With Planning Comes Progress
There’s good news on the horizon, according to CFCW executive director Capt. Daniel Andrews and program director Capt. Chris Wittman. “We’ve been working really hard at getting these stagnant water projects revived by keeping pressure on our representatives in Tallahassee and in Washington, D.C.,” Andrews said in March. “Things are moving in the right direction in many ways, especially when it comes to getting reservoirs and other water management initiatives such as stormwater treatment areas. There’s no doubt we need to increase the storage and treatment of water south of Lake Okeechobee, and there’s some exciting progress being made.”

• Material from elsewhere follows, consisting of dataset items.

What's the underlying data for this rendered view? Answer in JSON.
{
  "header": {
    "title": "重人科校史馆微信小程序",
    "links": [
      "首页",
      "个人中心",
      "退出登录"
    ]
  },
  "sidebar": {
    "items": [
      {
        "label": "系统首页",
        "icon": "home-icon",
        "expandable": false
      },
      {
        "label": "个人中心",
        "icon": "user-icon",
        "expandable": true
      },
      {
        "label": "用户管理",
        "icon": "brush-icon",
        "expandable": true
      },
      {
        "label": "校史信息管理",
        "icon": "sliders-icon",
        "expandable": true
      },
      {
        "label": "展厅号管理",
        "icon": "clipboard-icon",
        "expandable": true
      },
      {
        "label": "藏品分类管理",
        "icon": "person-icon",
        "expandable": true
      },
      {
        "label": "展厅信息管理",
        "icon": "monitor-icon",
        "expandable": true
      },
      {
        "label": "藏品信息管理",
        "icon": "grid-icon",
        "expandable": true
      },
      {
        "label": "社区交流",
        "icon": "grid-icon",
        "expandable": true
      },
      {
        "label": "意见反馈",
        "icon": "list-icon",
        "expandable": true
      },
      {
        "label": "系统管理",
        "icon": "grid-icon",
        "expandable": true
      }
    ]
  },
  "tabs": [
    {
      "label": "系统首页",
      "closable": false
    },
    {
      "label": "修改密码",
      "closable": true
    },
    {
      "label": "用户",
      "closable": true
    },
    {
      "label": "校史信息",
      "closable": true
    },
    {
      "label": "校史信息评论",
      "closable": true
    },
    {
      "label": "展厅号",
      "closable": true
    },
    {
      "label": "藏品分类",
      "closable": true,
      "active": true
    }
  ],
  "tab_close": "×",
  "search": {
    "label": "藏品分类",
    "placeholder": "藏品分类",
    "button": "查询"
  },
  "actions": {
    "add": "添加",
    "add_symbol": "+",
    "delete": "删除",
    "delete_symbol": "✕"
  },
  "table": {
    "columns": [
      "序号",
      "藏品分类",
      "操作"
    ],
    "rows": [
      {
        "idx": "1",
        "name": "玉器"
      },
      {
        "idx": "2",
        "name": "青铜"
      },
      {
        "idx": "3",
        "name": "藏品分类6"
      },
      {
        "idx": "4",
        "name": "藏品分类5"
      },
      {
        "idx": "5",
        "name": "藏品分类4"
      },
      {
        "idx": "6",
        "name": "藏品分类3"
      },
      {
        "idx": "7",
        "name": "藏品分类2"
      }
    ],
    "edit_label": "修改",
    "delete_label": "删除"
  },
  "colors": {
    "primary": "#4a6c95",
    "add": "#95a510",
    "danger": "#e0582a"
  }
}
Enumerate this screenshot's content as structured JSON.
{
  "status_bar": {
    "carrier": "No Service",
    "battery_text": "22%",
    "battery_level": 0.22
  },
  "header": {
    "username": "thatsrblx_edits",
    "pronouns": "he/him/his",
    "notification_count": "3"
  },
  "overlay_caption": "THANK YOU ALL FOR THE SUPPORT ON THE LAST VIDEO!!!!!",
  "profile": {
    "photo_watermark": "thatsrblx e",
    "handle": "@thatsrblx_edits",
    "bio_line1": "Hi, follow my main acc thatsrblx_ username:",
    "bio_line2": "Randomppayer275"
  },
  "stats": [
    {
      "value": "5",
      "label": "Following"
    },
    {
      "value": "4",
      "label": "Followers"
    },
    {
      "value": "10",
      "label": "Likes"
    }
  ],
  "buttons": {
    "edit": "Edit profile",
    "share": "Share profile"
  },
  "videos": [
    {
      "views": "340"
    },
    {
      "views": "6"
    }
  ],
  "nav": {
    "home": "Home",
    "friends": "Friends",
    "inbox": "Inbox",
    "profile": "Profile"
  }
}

Davis says work on the Everglades Agricultural Area is well underway, after projects were delayed for years. That area spans approximately 6,500 acres of wetlands. It is designed to receive water from Lake Okechobee via a canal, store it in a reservoir, then run it through a stormwater treatment area before sending the clean water south through the Everglades. The multimillion-dollar project started in 2019 and is expected to be completed in 2023.
With cause for celebration, CFCW held its fourth annual Restore Gala fundraiser, where more than 400 people, including fishing luminaries and environmental activists, mingled for cocktails and dinner. It’s among two large fundraising events the association holds each year. The other is the Florida Skiff Challenge, which pits boatbuilder teams on technical skiffs against each other on a 1,300-mile race around Florida, from Pensacola to Jacksonville. Last year’s event had thousands following the racers online as four teams ran non-stop from start to finish. This year’s race was slated to have the largest contingent of competitors but was called off due to the covid-19 pandemic.
As the dinner program got underway and speakers began telling their stories, a sensation of unity washed through the tent, a commitment to getting things done with a united voice. Everyone celebrated the success of getting long-dormant projects underway, that clean water in South Florida isn’t just a pipe dream — it’s happening now.
The next day, media was with Daniels on the Caloosahatchee, where he said he was happy to see things moving in the right direction. “It’s been a lot of difficult work, but we’ve learned that by working together, you can actually get important things like this done,” he said. “It felt insurmountable two years ago. Today, we feel great about where we’re headed.”